Warner Home Video’s intent on doubling the 28-day delay of new-release titles into rental channels isn’t going to affect Redbox — for now anyway — a spokesperson for the kiosk vendor told Home Media Magazine.
Warner Bros. Home Entertainment Group Jan. 10 formally declared it was implementing a 56-day rental embargo on new-release titles — an announcement made jointly with Netflix, which agreed to the extended retail window. “Netflix wants to ensure members have continued secure access to Warner Bros. DVDs and Bluray discs and, as such, is accepting the 56-day holdback,” said Netflix VP of content Anna Lee.
Universal Studios Home Entertainment’s 28-day delay agreement with Redbox and Netflix is up for renewal in April, and 20th Century Fox Home Entertainment has the right to terminate its agreement as early as April 2013, according to Ralph Schackart, analyst with William Blair & Co. in Chicago. Walt Disney Studios Home Entertainment does not have a window.
Warner has seen a measurable uptick in sellthrough of new-release movies since implementing the 28-day window for subscription and kiosk vendors in 2010, said Mark Horak, president of Warner Home Video North America. “One of the key initiatives for Warner is to improve the value of ownership for the consumer, and the extension of the rental window — along with our support of UltraViolet — is an important piece of that strategy.”
A studio source familiar with the deal said the initial embargo extension affected just Netflix and that discussions with other rental vendors were ongoing.
No. 1 kiosk vendor Redbox’s license agreement with Warner, which calls for a 28-day embargo, expires at the end of the month. Redbox spokesperson Kate Brennan said in an email the current agreement that parent Coinstar has with Warner is to receive movie titles 28-days after their release.
“No revised agreements are in place,” read the official Coinstar statement.
Eric Wold, analyst with B. Riley & Co. in Los Angeles, said Netflix was wise to take the extension in exchange for lower-priced disc rentals, but he expects Redbox to reject the window.
He said Redbox, which operates more than 40,000 kiosks in 27,000 locations, is heavily invested in offering new releases near street date — a business strategy it could not afford to change going forward.

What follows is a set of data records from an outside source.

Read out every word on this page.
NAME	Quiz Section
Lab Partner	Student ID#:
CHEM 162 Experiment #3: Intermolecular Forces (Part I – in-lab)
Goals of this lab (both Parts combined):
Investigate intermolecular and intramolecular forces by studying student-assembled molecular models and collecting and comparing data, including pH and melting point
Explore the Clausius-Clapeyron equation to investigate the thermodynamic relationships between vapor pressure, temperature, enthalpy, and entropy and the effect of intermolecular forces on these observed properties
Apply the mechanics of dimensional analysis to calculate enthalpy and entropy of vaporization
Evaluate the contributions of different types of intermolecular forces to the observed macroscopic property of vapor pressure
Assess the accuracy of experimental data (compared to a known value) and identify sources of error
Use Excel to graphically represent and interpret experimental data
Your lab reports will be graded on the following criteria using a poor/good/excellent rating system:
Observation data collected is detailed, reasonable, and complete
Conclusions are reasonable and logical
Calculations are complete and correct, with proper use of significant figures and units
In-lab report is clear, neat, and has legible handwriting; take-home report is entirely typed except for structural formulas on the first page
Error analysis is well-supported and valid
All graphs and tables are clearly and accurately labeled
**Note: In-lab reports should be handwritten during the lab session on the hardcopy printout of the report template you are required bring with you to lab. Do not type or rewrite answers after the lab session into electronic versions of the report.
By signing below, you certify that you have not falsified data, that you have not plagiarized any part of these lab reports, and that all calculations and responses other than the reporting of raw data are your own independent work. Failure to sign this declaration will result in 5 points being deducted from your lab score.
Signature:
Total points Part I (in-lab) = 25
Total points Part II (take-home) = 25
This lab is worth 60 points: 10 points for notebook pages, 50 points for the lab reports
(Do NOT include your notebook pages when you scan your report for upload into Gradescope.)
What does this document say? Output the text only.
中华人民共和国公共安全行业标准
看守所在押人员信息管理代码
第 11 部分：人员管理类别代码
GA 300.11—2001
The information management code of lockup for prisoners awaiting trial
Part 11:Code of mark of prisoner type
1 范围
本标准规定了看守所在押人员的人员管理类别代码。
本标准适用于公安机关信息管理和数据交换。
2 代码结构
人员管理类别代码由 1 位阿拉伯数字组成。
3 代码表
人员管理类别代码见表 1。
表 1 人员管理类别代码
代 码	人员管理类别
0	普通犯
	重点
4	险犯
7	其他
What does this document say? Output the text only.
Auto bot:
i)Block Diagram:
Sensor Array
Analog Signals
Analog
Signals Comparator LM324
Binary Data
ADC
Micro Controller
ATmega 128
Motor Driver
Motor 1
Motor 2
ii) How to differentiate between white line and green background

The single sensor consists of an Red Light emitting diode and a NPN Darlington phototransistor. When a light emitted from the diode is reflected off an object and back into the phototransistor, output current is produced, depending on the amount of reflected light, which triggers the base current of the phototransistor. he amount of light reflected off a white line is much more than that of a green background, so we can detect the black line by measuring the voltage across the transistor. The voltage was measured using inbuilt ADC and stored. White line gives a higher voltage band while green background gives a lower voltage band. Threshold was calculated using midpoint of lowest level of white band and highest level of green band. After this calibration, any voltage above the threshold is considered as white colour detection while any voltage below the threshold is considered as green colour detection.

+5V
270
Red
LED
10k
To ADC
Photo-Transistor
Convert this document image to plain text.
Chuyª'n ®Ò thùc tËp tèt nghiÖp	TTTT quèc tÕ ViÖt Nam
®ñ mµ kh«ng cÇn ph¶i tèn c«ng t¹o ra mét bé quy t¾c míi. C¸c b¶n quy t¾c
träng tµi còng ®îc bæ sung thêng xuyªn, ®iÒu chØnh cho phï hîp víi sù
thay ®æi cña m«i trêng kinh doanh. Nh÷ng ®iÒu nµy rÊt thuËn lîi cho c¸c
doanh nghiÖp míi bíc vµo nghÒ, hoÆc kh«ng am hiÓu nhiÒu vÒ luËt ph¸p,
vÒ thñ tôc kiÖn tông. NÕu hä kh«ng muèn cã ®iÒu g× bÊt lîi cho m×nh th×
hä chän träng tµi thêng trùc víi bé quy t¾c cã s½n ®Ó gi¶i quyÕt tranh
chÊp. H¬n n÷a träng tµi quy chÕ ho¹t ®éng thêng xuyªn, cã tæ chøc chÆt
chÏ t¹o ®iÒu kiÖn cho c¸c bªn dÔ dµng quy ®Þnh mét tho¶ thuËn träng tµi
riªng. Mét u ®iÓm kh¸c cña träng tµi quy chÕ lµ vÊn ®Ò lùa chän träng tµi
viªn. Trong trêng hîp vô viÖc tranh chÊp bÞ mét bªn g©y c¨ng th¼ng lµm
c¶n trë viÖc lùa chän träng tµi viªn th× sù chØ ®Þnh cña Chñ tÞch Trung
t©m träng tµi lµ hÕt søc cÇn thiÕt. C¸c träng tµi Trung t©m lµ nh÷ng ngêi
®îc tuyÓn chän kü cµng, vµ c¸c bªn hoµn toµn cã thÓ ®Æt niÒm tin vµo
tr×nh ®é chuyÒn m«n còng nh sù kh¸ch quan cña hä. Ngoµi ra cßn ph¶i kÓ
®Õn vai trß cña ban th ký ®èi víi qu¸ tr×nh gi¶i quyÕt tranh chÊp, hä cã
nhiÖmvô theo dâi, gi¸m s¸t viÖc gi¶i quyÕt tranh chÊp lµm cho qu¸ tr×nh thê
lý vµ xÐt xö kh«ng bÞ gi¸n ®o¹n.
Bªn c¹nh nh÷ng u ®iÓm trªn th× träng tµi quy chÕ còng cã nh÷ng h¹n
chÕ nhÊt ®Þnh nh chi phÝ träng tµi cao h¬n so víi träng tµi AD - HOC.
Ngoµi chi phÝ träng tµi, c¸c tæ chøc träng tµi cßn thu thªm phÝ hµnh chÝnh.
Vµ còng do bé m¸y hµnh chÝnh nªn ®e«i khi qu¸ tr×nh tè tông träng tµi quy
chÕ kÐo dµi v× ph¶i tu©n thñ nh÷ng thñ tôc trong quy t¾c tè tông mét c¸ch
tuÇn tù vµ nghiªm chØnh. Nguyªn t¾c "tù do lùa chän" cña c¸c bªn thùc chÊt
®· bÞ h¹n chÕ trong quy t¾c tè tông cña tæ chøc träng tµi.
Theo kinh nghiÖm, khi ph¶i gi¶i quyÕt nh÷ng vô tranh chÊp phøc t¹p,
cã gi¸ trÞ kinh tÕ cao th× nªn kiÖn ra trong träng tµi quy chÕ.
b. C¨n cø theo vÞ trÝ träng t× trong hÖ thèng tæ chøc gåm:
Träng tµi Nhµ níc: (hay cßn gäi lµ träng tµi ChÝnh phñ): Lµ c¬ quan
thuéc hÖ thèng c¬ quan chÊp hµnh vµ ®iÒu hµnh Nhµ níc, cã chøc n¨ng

Wold expects Redbox — if confronted with an extended embargo — to push through a workaround program obtaining Warner titles through alternative sources, including big-box retail.
The analyst said Redbox has spent the past two years perfecting just such a strategy and is better prepared to implement it than it was two years ago when confronted by studio embargoes for the first time.
“We continue to expect Coinstar to … implement a long-term replacement workaround strategy,” Wold wrote in a Jan. 11 note. “In our opinion, this remains the smarter move for the company.”
Russ Crupnick, senior industry analyst with The NPD Group, wonders whether studio attempts to manufacture scarcity of new product through windowing matters any more to consumers in today’s movie retail environment.
Crupnick said NPD research indicates that more than 90% of renters would not consider acquiring a title through alternative channels, i.e. sellthrough.
“The challenge is that the extended window will likely help only a select number of titles, and extending the window may actually hurt some fringe releases,” Crupnick wrote in a blog. “Consumers will simply rent them later on, or maybe not at all.”
At the same time, if the extended windows increase sellthrough at higher margins of just 3%, it’s an incremental win for studios, the analyst said.
He said effectiveness of “appointment” viewing of movies is diminishing with the rise in lowercost VOD options and DVR use. Crupnick wondered when a “Triple-A” title isn’t available for rent on street date, will consumers simply switch to time-shifted TV content or streamed episodes of “Breaking Bad” on Netflix?